Thats all. Improve it with a make-like function:
template<typename F , typename... Fs>
overloaded_function<F,Fs...> make_overloaded_function( F&& f , Fs&&... fs )
{
return { std::forward<F>( f ) , std::forward<Fs>( fs )... };
}
And you are ready to go:
auto f = make_overloaded_function( [](){ return 1; } ,
[](int,int){ return 2; } ,
[](const char*){ return 3; } );
f(); //Returns 1
f(1,2); //Returns 2
f("hello"); //Returns 3
EDIT: "Thanks. But, what I am really looking for, is a meta-function that takes the signature of a callable, and removes the const refs from the signature."
Ok, let me try: The std::decay metafunction applies the decaying done when passing argumments by value to a given type. This includes removing cv qualifiers, removing references, etc.

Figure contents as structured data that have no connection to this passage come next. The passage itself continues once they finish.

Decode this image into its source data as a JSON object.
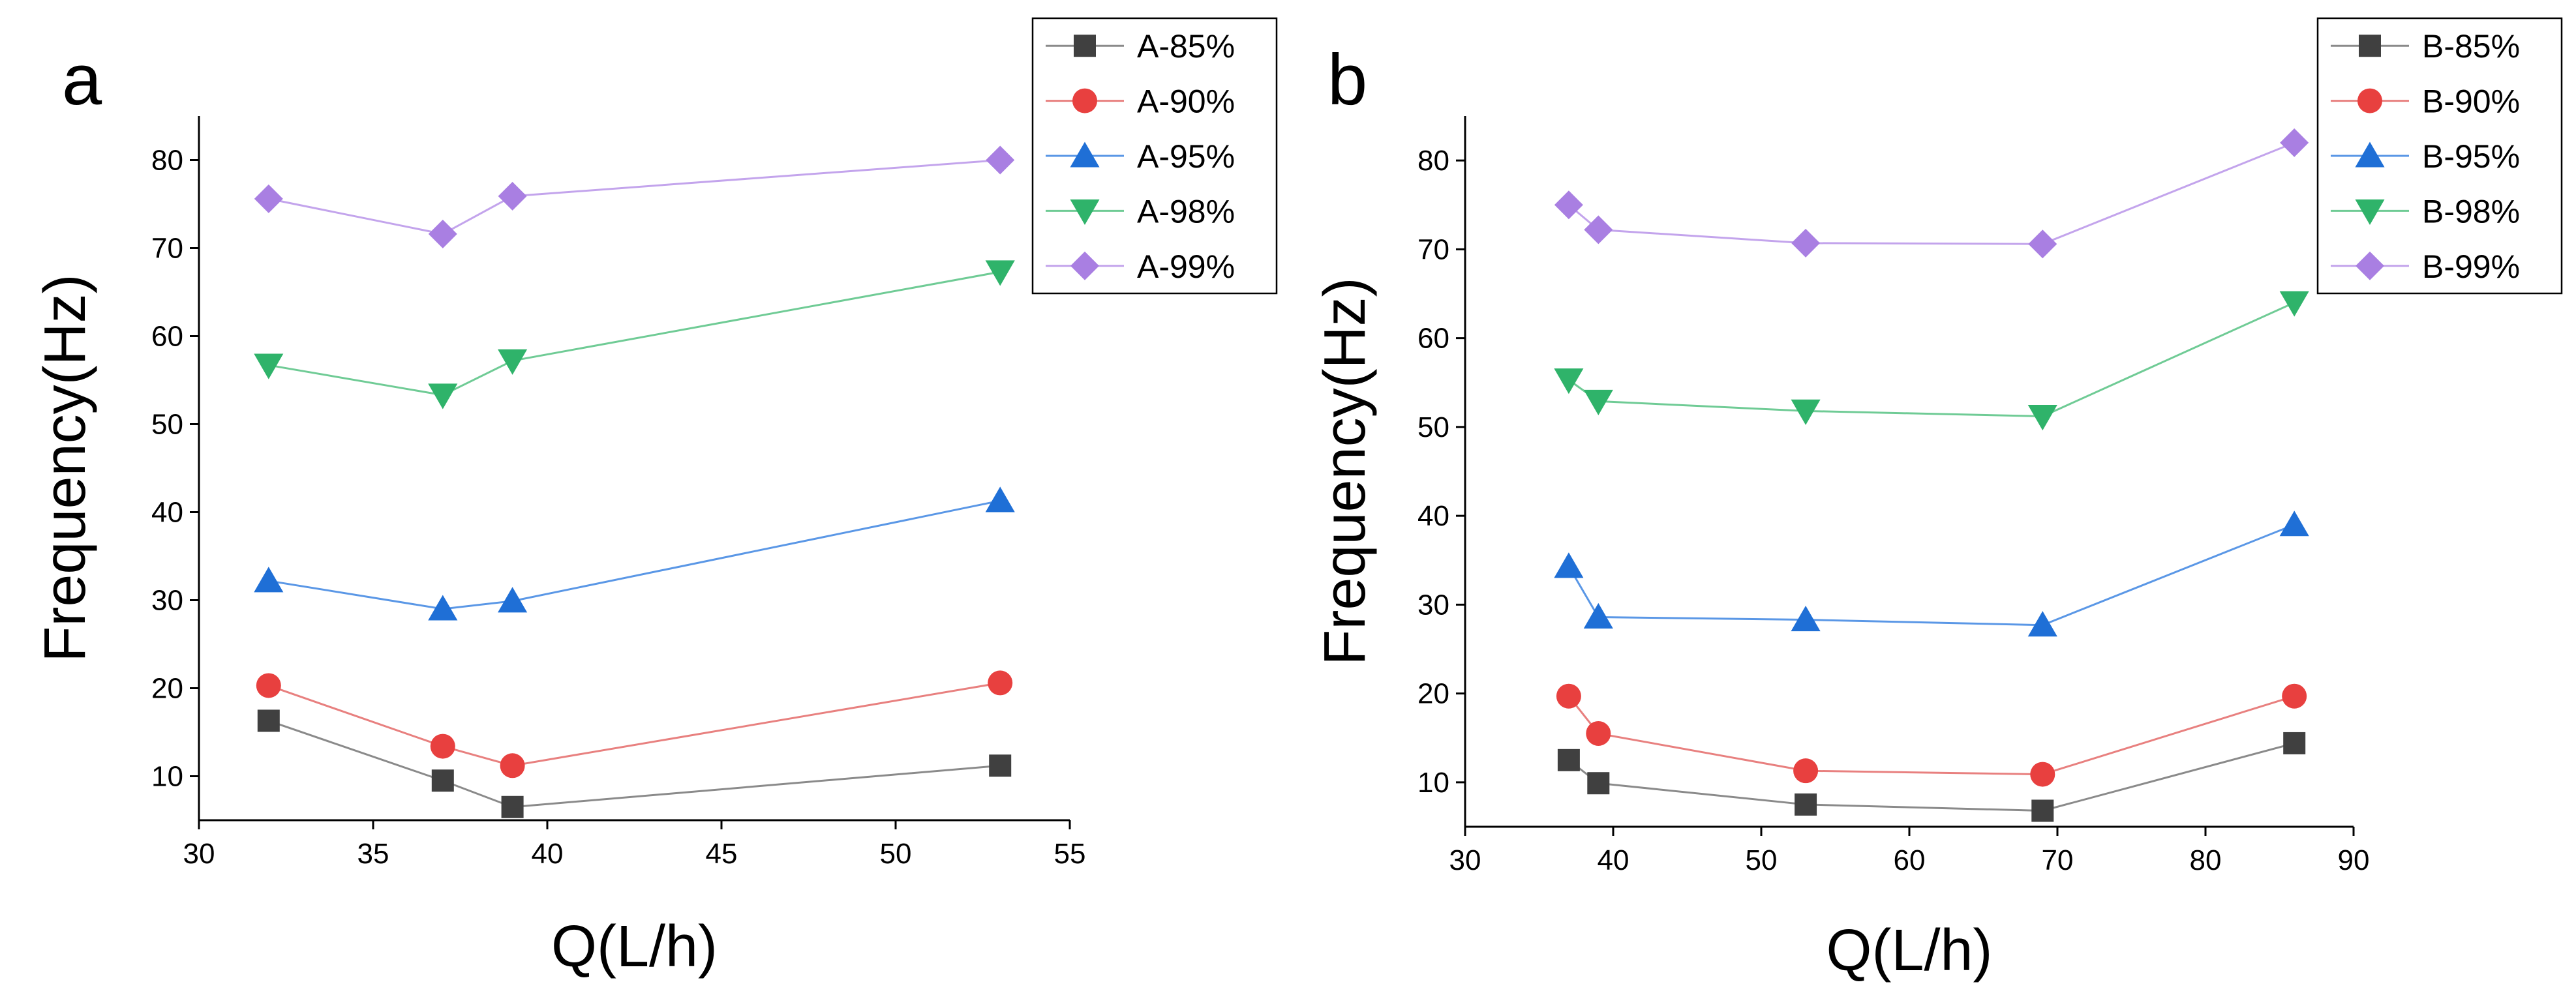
{
  "chart_data": [
    {
      "type": "line",
      "panel_label": "a",
      "xlabel": "Q(L/h)",
      "ylabel": "Frequency(Hz)",
      "xlim": [
        30,
        55
      ],
      "ylim": [
        5,
        85
      ],
      "xticks": [
        30,
        35,
        40,
        45,
        50,
        55
      ],
      "yticks": [
        10,
        20,
        30,
        40,
        50,
        60,
        70,
        80
      ],
      "grid": false,
      "legend_position": "top-right",
      "x": [
        32,
        37,
        39,
        53
      ],
      "series": [
        {
          "name": "A-85%",
          "marker": "square",
          "color": "#404040",
          "line_color": "#8a8a8a",
          "values": [
            16.3,
            9.5,
            6.5,
            11.2
          ]
        },
        {
          "name": "A-90%",
          "marker": "circle",
          "color": "#e8403f",
          "line_color": "#e8807f",
          "values": [
            20.3,
            13.4,
            11.2,
            20.6
          ]
        },
        {
          "name": "A-95%",
          "marker": "triangle-up",
          "color": "#1f6fd6",
          "line_color": "#5a97e6",
          "values": [
            32.2,
            29.0,
            29.9,
            41.3
          ]
        },
        {
          "name": "A-98%",
          "marker": "triangle-down",
          "color": "#2fb36a",
          "line_color": "#6fcb95",
          "values": [
            56.7,
            53.3,
            57.2,
            67.3
          ]
        },
        {
          "name": "A-99%",
          "marker": "diamond",
          "color": "#a97fe2",
          "line_color": "#c3a4ec",
          "values": [
            75.6,
            71.6,
            75.9,
            80.0
          ]
        }
      ]
    },
    {
      "type": "line",
      "panel_label": "b",
      "xlabel": "Q(L/h)",
      "ylabel": "Frequency(Hz)",
      "xlim": [
        30,
        90
      ],
      "ylim": [
        5,
        85
      ],
      "xticks": [
        30,
        40,
        50,
        60,
        70,
        80,
        90
      ],
      "yticks": [
        10,
        20,
        30,
        40,
        50,
        60,
        70,
        80
      ],
      "grid": false,
      "legend_position": "top-right",
      "x": [
        37,
        39,
        53,
        69,
        86
      ],
      "series": [
        {
          "name": "B-85%",
          "marker": "square",
          "color": "#404040",
          "line_color": "#8a8a8a",
          "values": [
            12.5,
            9.9,
            7.5,
            6.8,
            14.4
          ]
        },
        {
          "name": "B-90%",
          "marker": "circle",
          "color": "#e8403f",
          "line_color": "#e8807f",
          "values": [
            19.7,
            15.5,
            11.3,
            10.9,
            19.7
          ]
        },
        {
          "name": "B-95%",
          "marker": "triangle-up",
          "color": "#1f6fd6",
          "line_color": "#5a97e6",
          "values": [
            34.3,
            28.6,
            28.3,
            27.7,
            39.0
          ]
        },
        {
          "name": "B-98%",
          "marker": "triangle-down",
          "color": "#2fb36a",
          "line_color": "#6fcb95",
          "values": [
            55.3,
            52.9,
            51.8,
            51.2,
            64.0
          ]
        },
        {
          "name": "B-99%",
          "marker": "diamond",
          "color": "#a97fe2",
          "line_color": "#c3a4ec",
          "values": [
            75.0,
            72.2,
            70.7,
            70.6,
            82.0
          ]
        }
      ]
    }
  ]
}
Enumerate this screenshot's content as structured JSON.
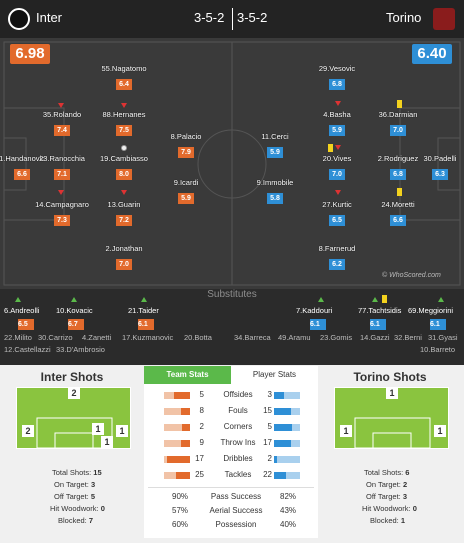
{
  "header": {
    "home_team": "Inter",
    "away_team": "Torino",
    "home_formation": "3-5-2",
    "away_formation": "3-5-2",
    "home_rating": "6.98",
    "away_rating": "6.40"
  },
  "home_players": [
    {
      "name": "55.Nagatomo",
      "rating": "6.4"
    },
    {
      "name": "35.Rolando",
      "rating": "7.4"
    },
    {
      "name": "88.Hernanes",
      "rating": "7.5"
    },
    {
      "name": "8.Palacio",
      "rating": "7.9"
    },
    {
      "name": "1.Handanovic",
      "rating": "6.6"
    },
    {
      "name": "23.Ranocchia",
      "rating": "7.1"
    },
    {
      "name": "19.Cambiasso",
      "rating": "8.0"
    },
    {
      "name": "9.Icardi",
      "rating": "5.9"
    },
    {
      "name": "14.Campagnaro",
      "rating": "7.3"
    },
    {
      "name": "13.Guarin",
      "rating": "7.2"
    },
    {
      "name": "2.Jonathan",
      "rating": "7.0"
    }
  ],
  "away_players": [
    {
      "name": "29.Vesovic",
      "rating": "6.8"
    },
    {
      "name": "4.Basha",
      "rating": "5.9"
    },
    {
      "name": "36.Darmian",
      "rating": "7.0"
    },
    {
      "name": "11.Cerci",
      "rating": "5.9"
    },
    {
      "name": "20.Vives",
      "rating": "7.0"
    },
    {
      "name": "2.Rodriguez",
      "rating": "6.8"
    },
    {
      "name": "30.Padelli",
      "rating": "6.3"
    },
    {
      "name": "9.Immobile",
      "rating": "5.8"
    },
    {
      "name": "27.Kurtic",
      "rating": "6.5"
    },
    {
      "name": "24.Moretti",
      "rating": "6.6"
    },
    {
      "name": "8.Farnerud",
      "rating": "6.2"
    }
  ],
  "watermark": "© WhoScored.com",
  "substitutes_title": "Substitutes",
  "home_subs": [
    {
      "name": "6.Andreolli",
      "rating": "6.5"
    },
    {
      "name": "10.Kovacic",
      "rating": "6.7"
    },
    {
      "name": "21.Taider",
      "rating": "6.1"
    }
  ],
  "home_bench": [
    "22.Milito",
    "30.Carrizo",
    "4.Zanetti",
    "17.Kuzmanovic",
    "20.Botta",
    "12.Castellazzi",
    "33.D'Ambrosio"
  ],
  "away_subs": [
    {
      "name": "7.Kaddouri",
      "rating": "6.1"
    },
    {
      "name": "77.Tachtsidis",
      "rating": "6.1"
    },
    {
      "name": "69.Meggiorini",
      "rating": "6.1"
    }
  ],
  "away_bench": [
    "34.Barreca",
    "49.Aramu",
    "23.Gomis",
    "14.Gazzi",
    "32.Berni",
    "31.Gyasi",
    "10.Barreto"
  ],
  "home_shots": {
    "title": "Inter Shots",
    "zone_top": "2",
    "zone_left": "2",
    "zone_center": "1",
    "zone_right": "1",
    "zone_box": "1",
    "total_label": "Total Shots:",
    "total": "15",
    "on_label": "On Target:",
    "on": "3",
    "off_label": "Off Target:",
    "off": "5",
    "wood_label": "Hit Woodwork:",
    "wood": "0",
    "blocked_label": "Blocked:",
    "blocked": "7"
  },
  "away_shots": {
    "title": "Torino Shots",
    "zone_top": "1",
    "zone_left": "1",
    "zone_right": "1",
    "total_label": "Total Shots:",
    "total": "6",
    "on_label": "On Target:",
    "on": "2",
    "off_label": "Off Target:",
    "off": "3",
    "wood_label": "Hit Woodwork:",
    "wood": "0",
    "blocked_label": "Blocked:",
    "blocked": "1"
  },
  "tabs": {
    "team_stats": "Team Stats",
    "player_stats": "Player Stats"
  },
  "team_stats": [
    {
      "home": "5",
      "label": "Offsides",
      "away": "3",
      "home_frac": 0.62,
      "away_frac": 0.38
    },
    {
      "home": "8",
      "label": "Fouls",
      "away": "15",
      "home_frac": 0.35,
      "away_frac": 0.65
    },
    {
      "home": "2",
      "label": "Corners",
      "away": "5",
      "home_frac": 0.29,
      "away_frac": 0.71
    },
    {
      "home": "9",
      "label": "Throw Ins",
      "away": "17",
      "home_frac": 0.35,
      "away_frac": 0.65
    },
    {
      "home": "17",
      "label": "Dribbles",
      "away": "2",
      "home_frac": 0.89,
      "away_frac": 0.11
    },
    {
      "home": "25",
      "label": "Tackles",
      "away": "22",
      "home_frac": 0.53,
      "away_frac": 0.47
    }
  ],
  "pct_stats": [
    {
      "home": "90%",
      "label": "Pass Success",
      "away": "82%"
    },
    {
      "home": "57%",
      "label": "Aerial Success",
      "away": "43%"
    },
    {
      "home": "60%",
      "label": "Possession",
      "away": "40%"
    }
  ],
  "colors": {
    "home": "#e26a2c",
    "away": "#2e8fd6",
    "pitch": "#8ac43f"
  }
}
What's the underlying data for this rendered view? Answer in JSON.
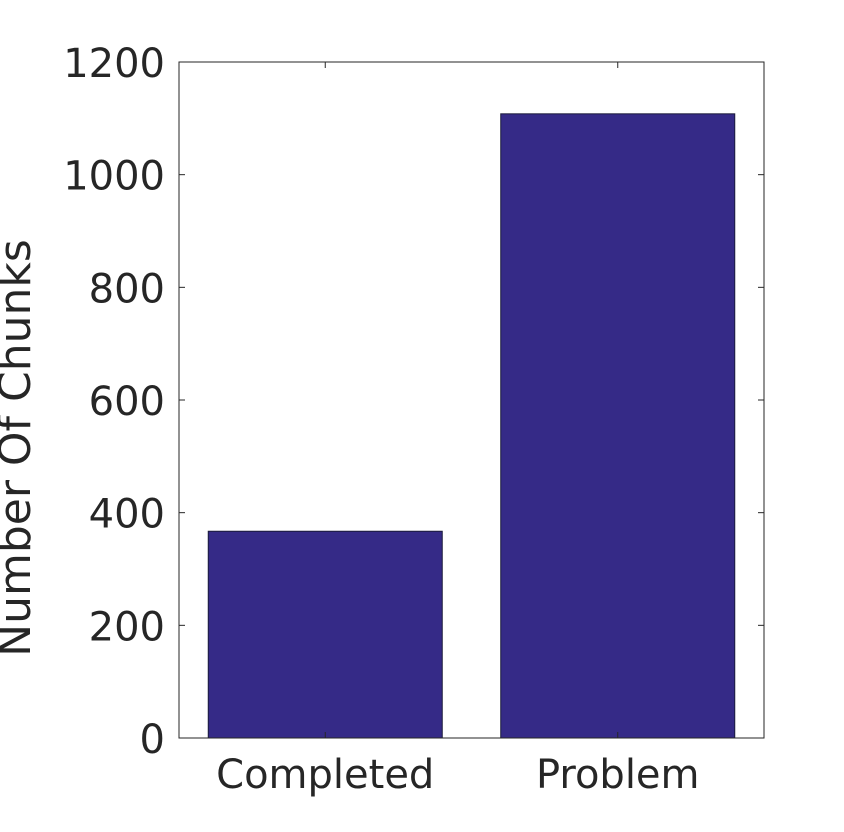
{
  "chart_data": {
    "type": "bar",
    "categories": [
      "Completed",
      "Problem"
    ],
    "values": [
      367,
      1108
    ],
    "xlabel": "",
    "ylabel": "Number Of Chunks",
    "ylim": [
      0,
      1200
    ],
    "yticks": [
      "0",
      "200",
      "400",
      "600",
      "800",
      "1000",
      "1200"
    ],
    "grid": false,
    "bar_color": "#352a87",
    "axis_color": "#262626"
  }
}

So a metafunction like yours could be something that takes a function signature type and applies decaying to all its argumments:
template<typename F>
struct function_decay;
template<typename R typename... ARGS>
struct function_decay<R(ARGS...)>
{
using type = R(typename std::decay<ARGS>::type...);
};
That should do the work.
I have written this because you explicitly asked for it in the comment, but I strongly encourage you to use the alternative I showed you initially, because it has many advantages compared to your way.
That said, I hope this answer helped to solve your problem.
The idiomatic solution is to simply allow map to take an arbitrary function-like type,
template<class T, class F>
auto map(F f, vector<T> xs) -> vector<typename result_of<F(T)>::type> {
vector<typename result_of<F(T)>::type> ret;
for (auto &x: xs)
ret.push_back(f(x));
return ret;
}
The main issue with this approach is that you get confusing error messages if F is not callable with arguments of type T, or if it returns something strange, like void.
(A secondary issue is that the first argument to map can't be an overloaded function; the compiler won't simply be able to pick the overload that takes an argument of type T.)
(You might also want to consider decaying the return type of f.)